3. Creating a business case for investing in a unified cloud platform is key, including for smaller non-acute care providers. Organizations considering migrating their systems but struggling to articulate a business case for it can follow these five steps to achieve clarity and evaluate vendors:

    1. Understand your purpose and strategic goals. Questions to ask include: What are the three to five strategic things you're working toward over the next few years? How can technology be an enabler to achieving those goals?
    2. Create a baseline, so you can start to articulate for the future. That baseline could include data on current technology spend, current spend on legacy systems and future growth events.
    3. Identify areas of efficiency you're hoping to get out of a new system. One important element may be automating manual or transactional tasks; industry benchmarks and third-party data can help pinpoint other relevant areas.
    4. Determine key performance indicators to measure success. Commonly used KPIs include cost of turnover, controllable overtime and contingent labor spend.
    5. Plan for future growth. It is important to keep in mind the specific needs of the organization, including the needs of all internal stakeholder groups. "Don't just purchase [a new system] from the IT perspective but ensure that it's meeting the needs of the entire organization as you move forward," Ms.
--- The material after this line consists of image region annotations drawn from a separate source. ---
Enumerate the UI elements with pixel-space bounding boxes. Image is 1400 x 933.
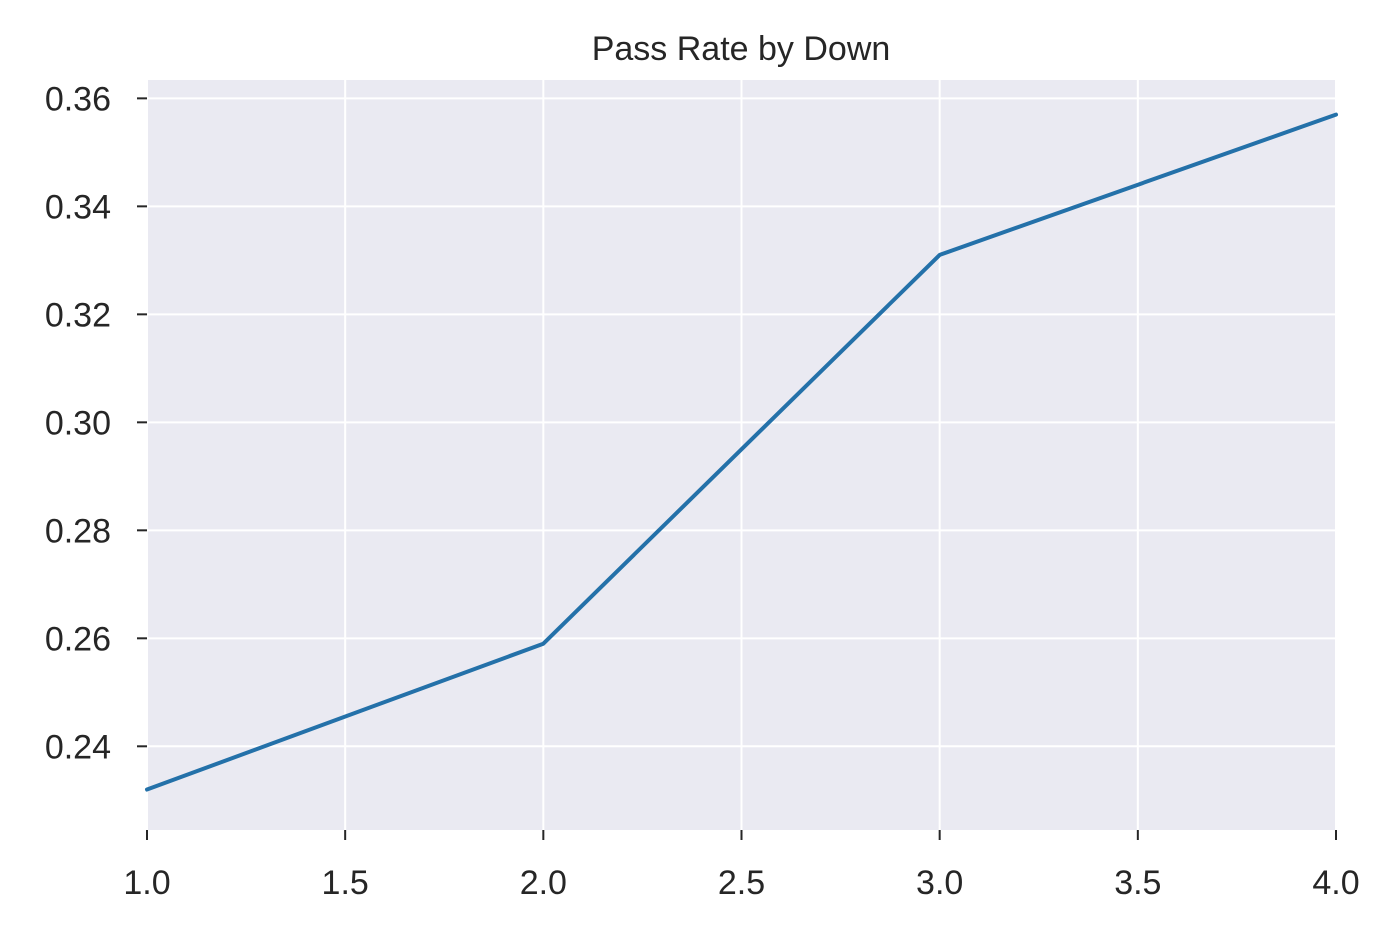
series-line [145,112,1338,792]
axis-ticks: 1.0 1.5 2.0 2.5 3.0 3.5 4.0 0.24 0.26 0.28 0.30 0.3… [45,80,1360,902]
x-tick-label: 4.0 [1312,864,1359,902]
y-tick-label: 0.36 [45,80,111,118]
y-tick-label: 0.28 [45,512,111,550]
x-tick-label: 2.5 [718,864,765,902]
x-tick-label: 1.5 [322,864,369,902]
x-tick-label: 2.0 [520,864,567,902]
x-tick-label: 1.0 [123,864,170,902]
y-tick-label: 0.34 [45,188,111,226]
series-layer [145,112,1338,792]
chart-title: Pass Rate by Down [592,30,891,68]
y-tick-label: 0.30 [45,404,111,442]
x-tick-label: 3.5 [1114,864,1161,902]
y-tick-label: 0.26 [45,620,111,658]
x-tick-label: 3.0 [916,864,963,902]
grid-lines [146,80,1337,830]
y-tick-label: 0.32 [45,296,111,334]
y-tick-label: 0.24 [45,728,111,766]
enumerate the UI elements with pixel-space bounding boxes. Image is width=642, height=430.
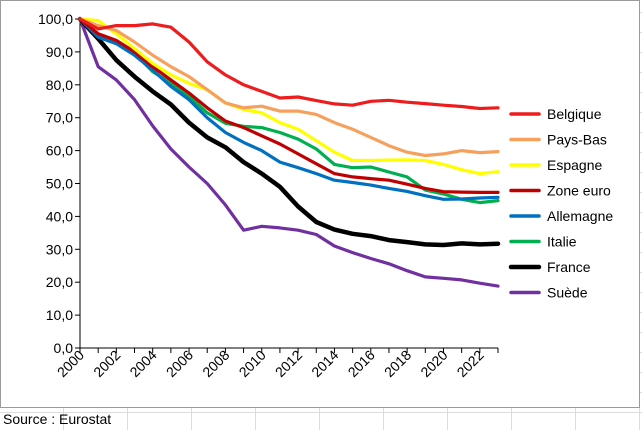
y-tick-label: 100,0 [38,11,73,27]
legend-label-allemagne: Allemagne [547,208,613,224]
y-tick-label: 70,0 [46,110,73,126]
x-tick-label: 2004 [126,347,159,380]
x-tick-label: 2020 [417,347,450,380]
legend-label-espagne: Espagne [547,157,602,173]
series-line-belgique [78,17,500,111]
source-note: Source : Eurostat [3,411,112,427]
y-axis-tick-labels: 0,0 10,0 20,0 30,0 40,0 50,0 60,0 70,0 80,0 90,0 1… [38,11,73,356]
x-axis-tick-labels: 2000 2002 2004 2006 2008 2010 2012 2014 2016 2018… [54,347,487,380]
x-tick-label: 2002 [90,347,123,380]
y-tick-label: 90,0 [46,44,73,60]
y-tick-label: 60,0 [46,143,73,159]
y-tick-label: 10,0 [46,307,73,323]
legend: Belgique Pays-Bas Espagne Zone euro Allemagn… [508,106,613,301]
series-line-espagne [78,17,500,176]
legend-label-pays-bas: Pays-Bas [547,132,607,148]
x-tick-label: 2012 [272,347,305,380]
series-line-zone-euro [78,17,500,194]
y-tick-label: 80,0 [46,77,73,93]
legend-label-italie: Italie [547,234,577,250]
series-line-pays-bas [78,17,500,158]
legend-label-france: France [547,259,591,275]
series-line-suede [78,17,500,288]
y-tick-label: 20,0 [46,274,73,290]
y-tick-label: 50,0 [46,176,73,192]
legend-label-belgique: Belgique [547,106,602,122]
axes [75,18,499,353]
y-tick-label: 0,0 [54,340,74,356]
x-tick-label: 2016 [345,347,378,380]
y-tick-label: 30,0 [46,241,73,257]
x-tick-label: 2010 [236,347,269,380]
x-tick-label: 2008 [199,347,232,380]
line-chart: 0,0 10,0 20,0 30,0 40,0 50,0 60,0 70,0 80,0 90,0 1… [38,11,613,380]
x-tick-label: 2006 [163,347,196,380]
y-tick-label: 40,0 [46,208,73,224]
series-lines [77,16,501,288]
series-line-france [77,16,501,248]
legend-label-zone-euro: Zone euro [547,183,611,199]
x-tick-label: 2018 [381,347,414,380]
series-line-allemagne [78,17,500,201]
x-tick-label: 2022 [454,347,487,380]
x-tick-label: 2014 [308,347,341,380]
legend-label-suede: Suède [547,285,588,301]
chart-area[interactable]: 0,0 10,0 20,0 30,0 40,0 50,0 60,0 70,0 80,0 90,0 1… [0,0,640,408]
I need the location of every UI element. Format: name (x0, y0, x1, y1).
Dudzinski said.

As healthcare and human services organizations of all types and sizes weigh the costs and benefits of replacing legacy systems with cloud-based ERP systems, they must factor in the risks of not moving forward.

"We know that legacy systems are causing issues with siloed data, which makes it so hard to make decisions that you run the risk of missing out on market opportunities," Ms. Dunn said. "Investing in a [unified] system and getting your infrastructure in place means that as new opportunities present themselves, your organization is ready to take advantage of that. Getting this in place now allows you to continue to grow without having to re-implement, redeploy and make another decision in the future."